Friday, 19 de April de 2024 ISSN 1519-7670 - Ano 24 - nº 1284

Assim não há humor que agüente

No rádio e na TV, há uma onda de anúncios que pretendem ser engraçados. São frequentemente baseados num diálogo como este, ouvido há dias na Rádio Cultura, de São Paulo:

– Fulano, você conseguiu convencer o freguês a levar aquela TV sem garantia?

– Consegui sim, patrão.

– E ainda vendeu essa TV por um preço mais caro?

– Vendi, sim senhor.

– Puxa, você é bom de lábia mesmo. Agora vá convencer minha mulher de que aquela mancha de batom na minha cueca não é o que ela está pensando.

O script não era bem este, mas ia por aí. Não me lembro do nome do anunciante nem do que vendia. Esse tipo de publicidade remete à velha questão: um anúncio deve chamar atenção, mas não a ponto de ofuscar a identificação daquilo que anuncia. Quando o anúncio é muito mais um anúncio de si mesmo do que do produto, do serviço ou da idéia que deveria anunciar, ele presta um desserviço à empresa que paga a sua veiculação e os salários dos publicitários que o produzem. O desserviço, no entanto, é muito pior quando esse anúncio é veiculado repetidas e repetidas vezes, até a exaustão.

Mau serviço

Suponhamos que um anúncio seja realmente engraçado, assim como uma boa piada de loira ou de português. Você continuaria a achar graça se tivesse de ouvir várias vezes por dia, todos os dias, a mesma piada, contada pela mesma pessoa? Você não acabaria irritado, de má vontade com o contador da piada?

Os anúncios são programados para um certo número de inserções diárias, durante um certo tempo em certas emissoras de rádio ou TV. Boa parte dos ouvintes e espectadores dessas emissoras são sempre os mesmos, já que as pessoas têm hábitos regulares. Essas pessoas acabarão achando insuportável o tal anúncio engraçado e dificilmente terão disposição favorável para comprar o produto ou serviço anunciado – se conseguirem identificá-lo.
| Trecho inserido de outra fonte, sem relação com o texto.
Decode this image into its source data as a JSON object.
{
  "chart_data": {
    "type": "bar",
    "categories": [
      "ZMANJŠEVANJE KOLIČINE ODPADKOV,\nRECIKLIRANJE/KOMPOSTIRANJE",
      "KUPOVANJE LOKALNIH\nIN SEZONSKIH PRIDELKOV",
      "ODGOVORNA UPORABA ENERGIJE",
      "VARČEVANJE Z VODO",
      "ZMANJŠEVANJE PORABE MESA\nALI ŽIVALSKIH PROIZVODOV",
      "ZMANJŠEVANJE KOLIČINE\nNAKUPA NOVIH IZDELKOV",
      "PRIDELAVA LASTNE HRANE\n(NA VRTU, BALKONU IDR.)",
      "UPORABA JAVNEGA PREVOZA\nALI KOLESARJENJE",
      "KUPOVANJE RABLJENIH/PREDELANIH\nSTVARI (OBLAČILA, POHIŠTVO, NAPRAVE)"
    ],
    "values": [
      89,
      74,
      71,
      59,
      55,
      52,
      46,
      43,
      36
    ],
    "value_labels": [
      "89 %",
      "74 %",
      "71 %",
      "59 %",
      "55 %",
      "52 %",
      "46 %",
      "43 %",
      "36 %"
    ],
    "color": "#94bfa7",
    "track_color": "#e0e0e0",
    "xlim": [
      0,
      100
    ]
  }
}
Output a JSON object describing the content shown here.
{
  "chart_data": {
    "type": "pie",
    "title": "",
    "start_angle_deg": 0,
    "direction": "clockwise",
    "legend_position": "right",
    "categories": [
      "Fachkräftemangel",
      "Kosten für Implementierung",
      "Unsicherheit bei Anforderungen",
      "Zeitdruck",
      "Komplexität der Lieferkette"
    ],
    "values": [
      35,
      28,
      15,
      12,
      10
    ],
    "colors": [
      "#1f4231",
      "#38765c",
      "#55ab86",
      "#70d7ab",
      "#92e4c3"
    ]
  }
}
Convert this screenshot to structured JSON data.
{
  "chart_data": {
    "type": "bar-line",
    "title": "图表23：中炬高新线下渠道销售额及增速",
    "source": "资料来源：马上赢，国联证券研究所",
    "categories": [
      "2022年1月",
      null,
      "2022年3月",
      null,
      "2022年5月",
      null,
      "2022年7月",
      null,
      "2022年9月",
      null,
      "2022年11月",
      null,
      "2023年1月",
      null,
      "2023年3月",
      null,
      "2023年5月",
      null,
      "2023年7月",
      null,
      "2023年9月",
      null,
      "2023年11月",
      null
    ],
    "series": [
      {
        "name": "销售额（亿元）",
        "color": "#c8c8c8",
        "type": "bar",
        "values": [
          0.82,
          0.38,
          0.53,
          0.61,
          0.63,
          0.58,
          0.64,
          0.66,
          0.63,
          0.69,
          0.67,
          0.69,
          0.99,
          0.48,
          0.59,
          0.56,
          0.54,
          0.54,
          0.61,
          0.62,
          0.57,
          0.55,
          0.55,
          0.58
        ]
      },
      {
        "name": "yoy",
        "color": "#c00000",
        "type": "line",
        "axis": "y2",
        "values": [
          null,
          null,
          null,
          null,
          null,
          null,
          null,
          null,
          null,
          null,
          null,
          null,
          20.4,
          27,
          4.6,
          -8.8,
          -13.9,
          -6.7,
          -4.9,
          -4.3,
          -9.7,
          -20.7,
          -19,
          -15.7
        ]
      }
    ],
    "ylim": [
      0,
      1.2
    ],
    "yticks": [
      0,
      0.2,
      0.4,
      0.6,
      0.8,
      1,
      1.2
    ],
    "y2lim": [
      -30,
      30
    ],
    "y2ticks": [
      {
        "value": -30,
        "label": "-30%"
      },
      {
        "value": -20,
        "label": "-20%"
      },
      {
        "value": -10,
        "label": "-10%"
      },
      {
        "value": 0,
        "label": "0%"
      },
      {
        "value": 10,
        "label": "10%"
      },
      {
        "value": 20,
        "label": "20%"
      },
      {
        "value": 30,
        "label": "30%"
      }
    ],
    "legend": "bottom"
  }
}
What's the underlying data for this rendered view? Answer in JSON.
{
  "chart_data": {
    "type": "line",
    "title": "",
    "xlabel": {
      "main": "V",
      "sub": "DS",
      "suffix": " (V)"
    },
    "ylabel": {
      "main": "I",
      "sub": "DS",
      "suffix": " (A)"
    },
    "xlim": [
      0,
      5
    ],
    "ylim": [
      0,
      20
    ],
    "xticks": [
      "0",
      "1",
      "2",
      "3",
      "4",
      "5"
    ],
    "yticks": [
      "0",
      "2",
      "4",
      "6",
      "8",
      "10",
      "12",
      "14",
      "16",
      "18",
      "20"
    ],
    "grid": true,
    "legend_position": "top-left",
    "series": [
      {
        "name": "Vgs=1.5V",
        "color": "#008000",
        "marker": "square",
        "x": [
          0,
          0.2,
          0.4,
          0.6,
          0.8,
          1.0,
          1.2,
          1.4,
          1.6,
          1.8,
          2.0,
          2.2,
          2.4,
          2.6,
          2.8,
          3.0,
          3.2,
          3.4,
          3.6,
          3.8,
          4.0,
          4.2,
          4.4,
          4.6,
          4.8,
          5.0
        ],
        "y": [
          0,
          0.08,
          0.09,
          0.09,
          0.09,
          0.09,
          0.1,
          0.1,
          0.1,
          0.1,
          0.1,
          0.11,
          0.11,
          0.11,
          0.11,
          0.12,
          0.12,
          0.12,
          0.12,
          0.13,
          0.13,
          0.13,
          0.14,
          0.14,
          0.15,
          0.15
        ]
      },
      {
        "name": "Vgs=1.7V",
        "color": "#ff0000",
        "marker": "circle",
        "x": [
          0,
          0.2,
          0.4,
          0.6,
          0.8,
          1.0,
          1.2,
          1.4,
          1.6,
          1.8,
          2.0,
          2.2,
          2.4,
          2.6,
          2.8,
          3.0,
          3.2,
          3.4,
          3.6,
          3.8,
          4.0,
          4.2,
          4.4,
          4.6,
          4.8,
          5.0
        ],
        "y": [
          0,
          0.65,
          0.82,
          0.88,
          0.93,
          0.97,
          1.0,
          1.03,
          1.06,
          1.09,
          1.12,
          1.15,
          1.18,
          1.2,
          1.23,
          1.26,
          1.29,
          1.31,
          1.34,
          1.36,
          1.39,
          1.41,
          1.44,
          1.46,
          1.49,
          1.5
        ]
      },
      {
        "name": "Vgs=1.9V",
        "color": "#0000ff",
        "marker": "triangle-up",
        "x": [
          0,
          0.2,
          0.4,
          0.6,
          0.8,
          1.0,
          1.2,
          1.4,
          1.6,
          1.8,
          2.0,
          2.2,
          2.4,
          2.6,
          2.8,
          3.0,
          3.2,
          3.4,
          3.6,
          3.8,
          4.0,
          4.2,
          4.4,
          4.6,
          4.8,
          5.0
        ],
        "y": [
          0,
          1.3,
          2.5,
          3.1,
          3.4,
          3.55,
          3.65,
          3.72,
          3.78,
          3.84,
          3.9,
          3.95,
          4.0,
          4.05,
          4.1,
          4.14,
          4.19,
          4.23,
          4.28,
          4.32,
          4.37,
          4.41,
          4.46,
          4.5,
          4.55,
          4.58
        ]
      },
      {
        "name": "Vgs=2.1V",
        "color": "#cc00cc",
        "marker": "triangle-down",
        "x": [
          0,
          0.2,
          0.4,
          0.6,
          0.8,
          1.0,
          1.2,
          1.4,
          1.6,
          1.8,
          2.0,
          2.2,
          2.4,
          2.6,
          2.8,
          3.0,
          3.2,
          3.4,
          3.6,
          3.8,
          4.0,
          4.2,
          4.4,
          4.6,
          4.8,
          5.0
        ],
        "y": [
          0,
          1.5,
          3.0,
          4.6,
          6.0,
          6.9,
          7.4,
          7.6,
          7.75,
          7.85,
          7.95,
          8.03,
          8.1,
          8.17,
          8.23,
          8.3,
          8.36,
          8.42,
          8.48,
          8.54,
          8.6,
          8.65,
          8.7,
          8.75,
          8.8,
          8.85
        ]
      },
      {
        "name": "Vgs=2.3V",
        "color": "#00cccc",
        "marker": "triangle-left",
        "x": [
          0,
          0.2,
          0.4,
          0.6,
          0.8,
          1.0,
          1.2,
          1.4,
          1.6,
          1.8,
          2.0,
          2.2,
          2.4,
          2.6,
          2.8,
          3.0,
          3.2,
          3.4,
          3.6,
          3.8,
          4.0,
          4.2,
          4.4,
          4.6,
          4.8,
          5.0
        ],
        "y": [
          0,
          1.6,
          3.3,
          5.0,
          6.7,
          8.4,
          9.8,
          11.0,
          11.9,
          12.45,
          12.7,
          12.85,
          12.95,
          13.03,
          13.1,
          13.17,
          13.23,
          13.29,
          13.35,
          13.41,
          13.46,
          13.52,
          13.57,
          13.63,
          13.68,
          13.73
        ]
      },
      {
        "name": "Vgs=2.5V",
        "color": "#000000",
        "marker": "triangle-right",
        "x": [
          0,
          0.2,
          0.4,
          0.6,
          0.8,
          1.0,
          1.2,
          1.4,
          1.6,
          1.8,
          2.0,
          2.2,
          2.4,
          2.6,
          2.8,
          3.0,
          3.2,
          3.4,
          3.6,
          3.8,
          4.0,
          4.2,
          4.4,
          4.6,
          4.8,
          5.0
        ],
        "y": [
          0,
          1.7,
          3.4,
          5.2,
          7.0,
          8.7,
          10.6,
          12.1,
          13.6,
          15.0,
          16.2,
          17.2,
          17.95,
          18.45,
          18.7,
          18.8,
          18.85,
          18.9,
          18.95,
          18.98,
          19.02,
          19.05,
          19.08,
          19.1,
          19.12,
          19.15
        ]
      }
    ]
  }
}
Uma resistência parecida pode nascer no espectador dos comerciais de TV concebidos como sketches. No espaço de 30 segundos, desenvolve-se uma historinha entre protagonistas que dialogam, com um desfecho pretensamente inusitado ou engraçado.

[Embora se tenha autoproclamado como uma das mais criativas do mundo, a publicidade brasileira é, na televisão, essencialmente oral. Feche os olhos e ouça: você entenderá perfeitamente as mensagens de quase todos os comerciais de um intervalo. Deixar de aproveitar as possibilidades da comunicação visual não é necessariamente uma deficiência. Somos um povo oral, preferimos falar e telefonar a qualquer outra forma de comunicação. Nossa comunicação visual geralmente se limita à gesticulação, importante acessório da comunicação oral. Talvez por isso a publicidade na TV ainda é bastante publicidade de rádio. Afinal, bem adequada.]

Esses sketches podem ser até interessantes, mas repetidos ad nauseam prestam um mau serviço ao anunciante que, otimista, desembolsa dinheiro graúdo para pagar sua produção e veiculação.

A presunção

Ao conceber uma historinha dessas ou um anúncio engraçado, a agência de publicidade deveria também conceber um plano de veiculação que poupasse o público das infindáveis repetições. Não há humor e paciência que resistam.

Aqui entra também um outro ingrediente, a presunção. Publicidade é publicidade, não é outra coisa. Tem o seu lugar, o seu papel, e não pode exorbitar. Você pode até ser um cineasta, um escritor, um artista, um humorista, mas é impróprio tentar expressar-se por meio de um comercial, de um texto de anúncio ou de um spot que o cliente aprovou e paga para divulgar.